Si accende sempre di più, alla vigilia della manifestazione Si Tav di domani a Torino, il confronto tra gli alleati di governo. La presenza della Lega domani all’iniziativa in piazza Castello a favore della Torino-Lione non è stata digerita dai pentastellati. Dopo che il senatore Alberto Airola aveva detto chiaramente che la Lega non stava rispettando il contratto di governo il consigliere Comunale e della città metropolitana di Torino Antonino Iaria rincara la dose: «Noi rispettiamo il contratto di governo anche con qualche mal di pancia, ma coerenti con gli impegni presi».

Ci sono tantissime opere urgenti da fare in Piemonte che portano vantaggi immediati sulle infrastrutture, lavoro, sviluppo, che devono essere finanziate subito. Il progetto Tav spostatelo da Salerno a Reggio Calabria, così creiamo veramente un corridoio utile per i cittadini e per l’Europa.

Iaria ha anche ricordato le numerose opere che nella città metropolitana di Torino sono da anni in lista di attesa per un completamento e ha aggiunto: «Invece di pensare agli eventuali danni dell’interruzione del Tav, provate a chiedervi quanto ci è costato non aver fatto queste opere? Danni che stiamo pagando da anni in termini di sicurezza, di sviluppo e ambientali».

Fabrizio Ricca, segretario cittadino della Lega, e capogruppo del Carroccio in Sala Rossa a queste parole non si scompone. Attraverso l’agenzia stampa Adnkronos ricorda ai 5 Stelle che è la gente a volere l’alta velocità e che la Lega è sempre stata favorevole alla Torino-Lione. Anche Confesercenti sarà presente alla manifestazione Si Tav di sabato 12 gennaio, con un flash mob in piazza Castello alle ore 11.30. «Non abbiamo mai nascosto di essere favorevoli alla Torino-Lione, abbiamo chiesto che venga utilizzato lo strumento democratico più bello di tutti, che è il referendum. Se i cittadini si esprimeranno a favore, bene, viceversa ne prenderemo atto e ci comporteremo di conseguenza».

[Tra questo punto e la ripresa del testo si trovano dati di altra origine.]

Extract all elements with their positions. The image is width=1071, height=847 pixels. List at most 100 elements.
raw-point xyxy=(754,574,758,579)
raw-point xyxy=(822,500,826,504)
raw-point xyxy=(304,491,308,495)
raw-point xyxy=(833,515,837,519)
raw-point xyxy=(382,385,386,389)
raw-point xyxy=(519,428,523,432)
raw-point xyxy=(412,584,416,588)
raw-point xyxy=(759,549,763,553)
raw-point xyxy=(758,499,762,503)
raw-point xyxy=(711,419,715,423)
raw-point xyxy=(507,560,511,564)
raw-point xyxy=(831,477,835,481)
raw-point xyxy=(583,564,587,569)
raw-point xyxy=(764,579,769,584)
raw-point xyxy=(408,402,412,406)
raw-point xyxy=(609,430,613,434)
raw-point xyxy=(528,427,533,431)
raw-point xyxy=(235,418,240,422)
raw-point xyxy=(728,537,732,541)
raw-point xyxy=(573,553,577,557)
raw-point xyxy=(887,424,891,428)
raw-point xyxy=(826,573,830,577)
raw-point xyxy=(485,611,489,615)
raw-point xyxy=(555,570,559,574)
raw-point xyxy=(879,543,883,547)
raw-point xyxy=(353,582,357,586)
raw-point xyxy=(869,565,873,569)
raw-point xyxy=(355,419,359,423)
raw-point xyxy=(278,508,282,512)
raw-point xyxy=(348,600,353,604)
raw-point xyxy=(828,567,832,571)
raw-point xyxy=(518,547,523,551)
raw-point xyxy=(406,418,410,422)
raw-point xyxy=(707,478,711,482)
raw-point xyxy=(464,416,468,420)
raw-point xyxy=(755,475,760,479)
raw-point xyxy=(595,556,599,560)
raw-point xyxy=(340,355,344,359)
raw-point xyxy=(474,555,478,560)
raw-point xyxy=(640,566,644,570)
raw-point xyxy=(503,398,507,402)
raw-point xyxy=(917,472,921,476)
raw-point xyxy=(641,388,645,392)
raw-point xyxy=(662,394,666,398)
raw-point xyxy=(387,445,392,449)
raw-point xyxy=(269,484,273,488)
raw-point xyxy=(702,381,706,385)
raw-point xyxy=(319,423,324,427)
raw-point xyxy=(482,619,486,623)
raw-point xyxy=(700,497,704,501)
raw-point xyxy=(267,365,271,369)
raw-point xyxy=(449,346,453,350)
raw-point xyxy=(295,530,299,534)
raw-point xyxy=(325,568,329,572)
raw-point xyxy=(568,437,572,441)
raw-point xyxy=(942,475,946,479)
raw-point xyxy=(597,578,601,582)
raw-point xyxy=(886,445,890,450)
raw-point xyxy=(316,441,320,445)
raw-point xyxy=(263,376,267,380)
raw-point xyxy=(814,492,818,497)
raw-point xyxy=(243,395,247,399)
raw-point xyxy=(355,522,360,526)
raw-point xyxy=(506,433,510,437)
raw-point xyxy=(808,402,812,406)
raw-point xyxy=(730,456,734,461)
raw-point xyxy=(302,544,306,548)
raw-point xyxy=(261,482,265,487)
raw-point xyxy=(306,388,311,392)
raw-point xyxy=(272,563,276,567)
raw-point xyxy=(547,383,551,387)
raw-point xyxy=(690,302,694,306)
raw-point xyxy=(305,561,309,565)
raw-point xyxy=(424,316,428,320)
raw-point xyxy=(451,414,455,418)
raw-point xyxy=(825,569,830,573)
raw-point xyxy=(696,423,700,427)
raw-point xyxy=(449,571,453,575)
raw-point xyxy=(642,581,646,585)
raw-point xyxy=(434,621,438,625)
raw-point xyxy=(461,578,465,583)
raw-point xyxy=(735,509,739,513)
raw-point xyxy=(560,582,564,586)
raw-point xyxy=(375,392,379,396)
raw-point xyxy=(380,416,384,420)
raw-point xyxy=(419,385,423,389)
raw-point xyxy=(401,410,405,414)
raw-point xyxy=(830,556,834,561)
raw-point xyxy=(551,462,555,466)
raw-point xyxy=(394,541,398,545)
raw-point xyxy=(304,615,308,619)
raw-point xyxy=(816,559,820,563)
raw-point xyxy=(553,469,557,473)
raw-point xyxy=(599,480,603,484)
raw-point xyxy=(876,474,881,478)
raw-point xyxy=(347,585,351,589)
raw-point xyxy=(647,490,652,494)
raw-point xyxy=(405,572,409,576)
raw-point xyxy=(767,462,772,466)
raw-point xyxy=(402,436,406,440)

Ricca non nega la difficoltà di trovare un accordo con l’alleato di governo sulla questione: «Sulla Tav con M5S non c’è mai stata sintonia, noi pensiamo che se i piemontesi vogliono la Tav, la Tav si deve fare. Se M5S non è in grado di rispettare la volontà popolare cambi mestiere. Domani saremo in piazza come abbiamo fatto il 20 novembre scorso perché siamo a favore dell’opera. Se fosse stata una mobilitazione contro il governo, che sta facendo gli interessi del Paese, certo non ci saremmo andati ma poiché è una iniziativa apolitica a favore di un’opera non c’è ragione per non andarci».